At the same time, Brancato is dubious of House Speaker John Boehner’s estimate that “close to zero” people will benefit. The impact of the executive order will be greatest in the middle of the country, where prevailing wages are lower. In the Kentucky county where the Army’s Fort Campbell is located, for example, the going rate for many more jobs fall below $10.10, including couriers ($9.22), janitors ($9.95), and cashiers ($7.88). Near the Fort Hood military base in Texas, the prevailing wages for food service workers ($8.27), dishwashers ($7.36), and landscaping pruners ($9.19) are all below the $10.10 threshold.

There are some exclusions to the executive order. It doesn’t include procurement contracts for such things as Army uniforms, whose manufacturers aren’t required to pay prevailing wages. It’s not clear whether concession agreements to operate at federal sites are included; concessionaires aren’t required to pay the prevailing wage, either, which has led to situations such as the strikes last year by workers at McDonald’s outlets inside Smithsonian museums over hourly wages just above the city’s minimum of $8.25.

If concessions are covered under the executive order, that could give a big boost to the number of workers who may see a meaningful raise. Traub says that Demos has heard from the White House that concession agreements would be included, but there’s no mention of them in the White House fact sheet for reporters. The White House hasn’t yet responded to a request to clarify this point.

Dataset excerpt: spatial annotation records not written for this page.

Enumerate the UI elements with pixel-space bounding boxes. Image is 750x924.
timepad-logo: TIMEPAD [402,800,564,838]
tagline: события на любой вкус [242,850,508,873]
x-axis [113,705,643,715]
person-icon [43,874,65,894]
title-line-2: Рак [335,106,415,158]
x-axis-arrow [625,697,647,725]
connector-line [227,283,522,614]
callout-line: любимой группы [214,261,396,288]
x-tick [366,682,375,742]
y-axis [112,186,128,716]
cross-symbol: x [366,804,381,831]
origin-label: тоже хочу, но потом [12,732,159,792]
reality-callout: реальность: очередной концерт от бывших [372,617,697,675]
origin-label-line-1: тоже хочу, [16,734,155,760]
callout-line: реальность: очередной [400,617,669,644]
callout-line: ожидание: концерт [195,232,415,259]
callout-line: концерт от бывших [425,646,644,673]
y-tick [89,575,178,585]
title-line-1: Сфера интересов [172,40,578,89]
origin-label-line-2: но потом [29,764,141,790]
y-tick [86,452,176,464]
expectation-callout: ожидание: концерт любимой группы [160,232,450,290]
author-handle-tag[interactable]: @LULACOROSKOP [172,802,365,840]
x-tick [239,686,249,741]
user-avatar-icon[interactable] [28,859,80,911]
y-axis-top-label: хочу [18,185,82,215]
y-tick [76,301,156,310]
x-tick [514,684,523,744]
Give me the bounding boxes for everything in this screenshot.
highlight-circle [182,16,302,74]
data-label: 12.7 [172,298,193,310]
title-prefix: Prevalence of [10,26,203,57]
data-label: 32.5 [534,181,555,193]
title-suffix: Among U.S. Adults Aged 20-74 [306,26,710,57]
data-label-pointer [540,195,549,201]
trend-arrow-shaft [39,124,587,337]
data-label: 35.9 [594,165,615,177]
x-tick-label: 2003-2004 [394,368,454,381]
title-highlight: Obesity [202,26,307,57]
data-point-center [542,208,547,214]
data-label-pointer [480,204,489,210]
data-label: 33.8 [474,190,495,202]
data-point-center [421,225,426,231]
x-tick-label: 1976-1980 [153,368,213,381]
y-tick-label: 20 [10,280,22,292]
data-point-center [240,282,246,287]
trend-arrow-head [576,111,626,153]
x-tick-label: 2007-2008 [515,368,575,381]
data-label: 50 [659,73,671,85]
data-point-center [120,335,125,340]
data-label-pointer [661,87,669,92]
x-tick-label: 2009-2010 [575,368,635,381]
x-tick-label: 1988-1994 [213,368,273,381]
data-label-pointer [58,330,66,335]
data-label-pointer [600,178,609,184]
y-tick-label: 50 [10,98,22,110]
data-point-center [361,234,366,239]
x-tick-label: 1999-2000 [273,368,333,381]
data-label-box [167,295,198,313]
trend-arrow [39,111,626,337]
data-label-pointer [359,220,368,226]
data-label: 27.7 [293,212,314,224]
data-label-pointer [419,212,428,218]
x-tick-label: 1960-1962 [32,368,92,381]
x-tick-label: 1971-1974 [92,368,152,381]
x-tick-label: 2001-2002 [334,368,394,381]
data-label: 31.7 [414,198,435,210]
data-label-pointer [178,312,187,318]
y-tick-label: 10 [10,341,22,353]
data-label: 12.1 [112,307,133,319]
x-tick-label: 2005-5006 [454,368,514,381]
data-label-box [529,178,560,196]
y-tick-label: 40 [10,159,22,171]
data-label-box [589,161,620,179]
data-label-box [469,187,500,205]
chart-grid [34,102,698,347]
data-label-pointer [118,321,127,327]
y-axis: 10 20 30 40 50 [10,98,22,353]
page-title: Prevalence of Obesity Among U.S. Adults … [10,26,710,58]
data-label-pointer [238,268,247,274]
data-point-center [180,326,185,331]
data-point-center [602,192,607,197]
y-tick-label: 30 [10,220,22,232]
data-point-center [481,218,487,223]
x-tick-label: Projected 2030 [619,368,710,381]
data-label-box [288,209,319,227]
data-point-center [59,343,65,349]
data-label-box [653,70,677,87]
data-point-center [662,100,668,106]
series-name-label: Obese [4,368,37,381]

Regardless, the executive order doesn’t mean that thousands of people will immediately get a raise. The White House says the new minimum wage will be a requirement on future contracts and won’t retroactively effect existing agreements. Some contracts could be due next week, but others may not be renewed for year. For proponents of a higher minimum wage, such as Traub, who said she’s “celebrating” the order, that’s still better than nothing. “People should get a raise right away,” she said, “but it will take time.”